The mortgage servicing business has significantly more issues to be concerned about than was what originally perceived, according to a report from Sterne Agee.
“The noise and winds surrounding the maturation of the special servicing business are significantly greater than anything we have anticipated,” the report stated.
“We hope everyone does not think the legacy banks have the capacity to manage at risk and credit impaired mortgages and expect things to be resolved over time in favor of the special servicers,” it continued.
The report outlines 4 distinct areas that should bring cause for alarm.
1. Currently, the industry does not know if Benjamin Lawsky, superintendent of the New York Department of Financial Services, has issues with Ocwen Financial Corporation (OCN), Wells Fargo (WFC), the servicing industry in general or with all three.
2. Furthering the noise, Gibbs & Bruns, the Texas-based law firm that reached a settlement with Bank of America (BAC) and non-agency bond investors several years back, noted through a leak to the press that it was soliciting BlackRock, PIMCO, and others for a lawsuit against Ocwen Financial. “If the DFS's primary complaint is that OCN is not spending enough and modifying too many loans, G&B is likely to argue that OCN is spending too much and modifying too many mortgages.
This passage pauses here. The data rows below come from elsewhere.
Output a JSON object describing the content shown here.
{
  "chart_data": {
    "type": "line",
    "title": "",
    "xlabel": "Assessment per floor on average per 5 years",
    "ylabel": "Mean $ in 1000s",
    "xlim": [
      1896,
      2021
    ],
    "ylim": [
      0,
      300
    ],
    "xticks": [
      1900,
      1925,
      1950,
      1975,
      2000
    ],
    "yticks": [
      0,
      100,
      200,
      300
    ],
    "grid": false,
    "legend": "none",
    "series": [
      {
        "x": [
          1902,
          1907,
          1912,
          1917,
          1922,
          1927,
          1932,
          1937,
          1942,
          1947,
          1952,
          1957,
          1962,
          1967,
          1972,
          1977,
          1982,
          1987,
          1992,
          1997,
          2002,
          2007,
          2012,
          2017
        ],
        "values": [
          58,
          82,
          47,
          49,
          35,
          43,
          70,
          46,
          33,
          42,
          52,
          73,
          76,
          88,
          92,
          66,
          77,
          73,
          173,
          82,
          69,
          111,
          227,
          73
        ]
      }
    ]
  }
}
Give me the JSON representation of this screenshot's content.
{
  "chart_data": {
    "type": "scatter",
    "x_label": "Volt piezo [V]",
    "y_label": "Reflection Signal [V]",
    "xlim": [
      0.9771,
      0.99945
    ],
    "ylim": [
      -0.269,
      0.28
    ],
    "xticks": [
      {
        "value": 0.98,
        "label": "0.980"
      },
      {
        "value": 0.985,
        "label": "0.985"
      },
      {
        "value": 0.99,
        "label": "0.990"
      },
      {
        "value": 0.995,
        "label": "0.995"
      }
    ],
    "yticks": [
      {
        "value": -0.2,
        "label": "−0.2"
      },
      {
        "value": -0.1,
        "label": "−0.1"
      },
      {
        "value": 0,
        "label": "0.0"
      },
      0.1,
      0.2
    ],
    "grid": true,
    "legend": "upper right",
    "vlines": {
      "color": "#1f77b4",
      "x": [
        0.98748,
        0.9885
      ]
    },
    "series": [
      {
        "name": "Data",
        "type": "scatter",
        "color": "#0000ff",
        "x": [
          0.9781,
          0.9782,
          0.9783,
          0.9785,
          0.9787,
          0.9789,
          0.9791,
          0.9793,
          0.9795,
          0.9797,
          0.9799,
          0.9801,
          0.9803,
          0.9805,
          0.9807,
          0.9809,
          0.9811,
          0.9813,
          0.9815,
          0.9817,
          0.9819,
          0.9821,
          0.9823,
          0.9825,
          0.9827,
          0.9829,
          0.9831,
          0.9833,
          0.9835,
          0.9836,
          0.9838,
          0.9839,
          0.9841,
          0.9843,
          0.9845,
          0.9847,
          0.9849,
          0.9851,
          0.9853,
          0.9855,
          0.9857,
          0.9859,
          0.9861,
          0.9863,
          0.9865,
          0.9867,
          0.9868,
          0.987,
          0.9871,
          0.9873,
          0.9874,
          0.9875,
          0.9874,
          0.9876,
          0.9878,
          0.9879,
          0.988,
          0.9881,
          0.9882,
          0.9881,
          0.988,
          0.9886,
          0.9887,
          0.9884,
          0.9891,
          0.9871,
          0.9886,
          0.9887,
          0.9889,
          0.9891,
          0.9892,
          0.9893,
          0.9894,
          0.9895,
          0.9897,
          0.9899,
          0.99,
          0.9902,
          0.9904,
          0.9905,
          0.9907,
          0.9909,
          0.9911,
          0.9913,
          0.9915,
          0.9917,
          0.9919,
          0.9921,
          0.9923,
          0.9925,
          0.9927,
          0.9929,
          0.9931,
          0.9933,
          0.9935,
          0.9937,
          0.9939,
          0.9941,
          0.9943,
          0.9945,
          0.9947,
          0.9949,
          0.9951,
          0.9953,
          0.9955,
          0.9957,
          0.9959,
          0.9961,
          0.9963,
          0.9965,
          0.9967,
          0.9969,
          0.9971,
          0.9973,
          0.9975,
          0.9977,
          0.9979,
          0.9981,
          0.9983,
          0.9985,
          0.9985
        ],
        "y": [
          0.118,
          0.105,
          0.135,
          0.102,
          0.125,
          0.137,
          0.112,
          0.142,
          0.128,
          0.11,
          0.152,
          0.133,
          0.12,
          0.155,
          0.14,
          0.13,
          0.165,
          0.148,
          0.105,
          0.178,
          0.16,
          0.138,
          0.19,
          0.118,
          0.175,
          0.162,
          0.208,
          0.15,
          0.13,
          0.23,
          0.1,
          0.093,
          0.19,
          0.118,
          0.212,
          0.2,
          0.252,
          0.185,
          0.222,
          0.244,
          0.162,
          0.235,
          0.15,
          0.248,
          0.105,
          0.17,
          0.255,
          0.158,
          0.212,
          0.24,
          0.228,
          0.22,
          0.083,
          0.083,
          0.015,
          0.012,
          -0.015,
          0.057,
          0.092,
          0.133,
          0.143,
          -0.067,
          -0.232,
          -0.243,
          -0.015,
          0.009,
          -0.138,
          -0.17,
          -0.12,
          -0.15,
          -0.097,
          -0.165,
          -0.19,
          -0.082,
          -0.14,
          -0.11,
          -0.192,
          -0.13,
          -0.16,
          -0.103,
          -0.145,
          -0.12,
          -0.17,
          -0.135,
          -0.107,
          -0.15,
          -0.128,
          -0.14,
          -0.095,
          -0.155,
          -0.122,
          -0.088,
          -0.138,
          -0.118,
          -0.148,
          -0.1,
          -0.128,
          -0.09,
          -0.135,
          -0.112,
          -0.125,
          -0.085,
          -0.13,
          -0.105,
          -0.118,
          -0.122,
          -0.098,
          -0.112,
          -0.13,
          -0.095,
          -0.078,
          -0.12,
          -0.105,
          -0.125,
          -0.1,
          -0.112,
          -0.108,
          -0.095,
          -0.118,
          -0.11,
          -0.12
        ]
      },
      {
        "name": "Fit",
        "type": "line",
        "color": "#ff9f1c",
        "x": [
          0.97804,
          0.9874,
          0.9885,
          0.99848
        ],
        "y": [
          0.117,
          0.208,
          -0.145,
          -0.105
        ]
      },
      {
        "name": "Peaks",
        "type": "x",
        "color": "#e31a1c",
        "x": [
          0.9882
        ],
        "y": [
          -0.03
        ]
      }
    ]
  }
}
Interesting crosswinds,” the report stated.
3. On Feb. 11, Representative Blaine Luetkemeyer, R-Mo., referred a bill to the House Financial Services Committee titled, "To Require a study of appropriate capital requirements for mortgage servicing assets for non systematic banking institutions and for other purposes." While there is no copy of the bill currently posted, Sterne Agee said it assumes the primary focus will be on smaller banks with assets of less than $50 billion. Additionally, it is likely that any review of this issue would also focus on the capital needs/requirements of nonbank servicers.
4. The Federal Housing Finance Agency and other important companies should ultimately get more comfortable with the contributions of the special servicer, understanding that they are already interviewing independent servicers.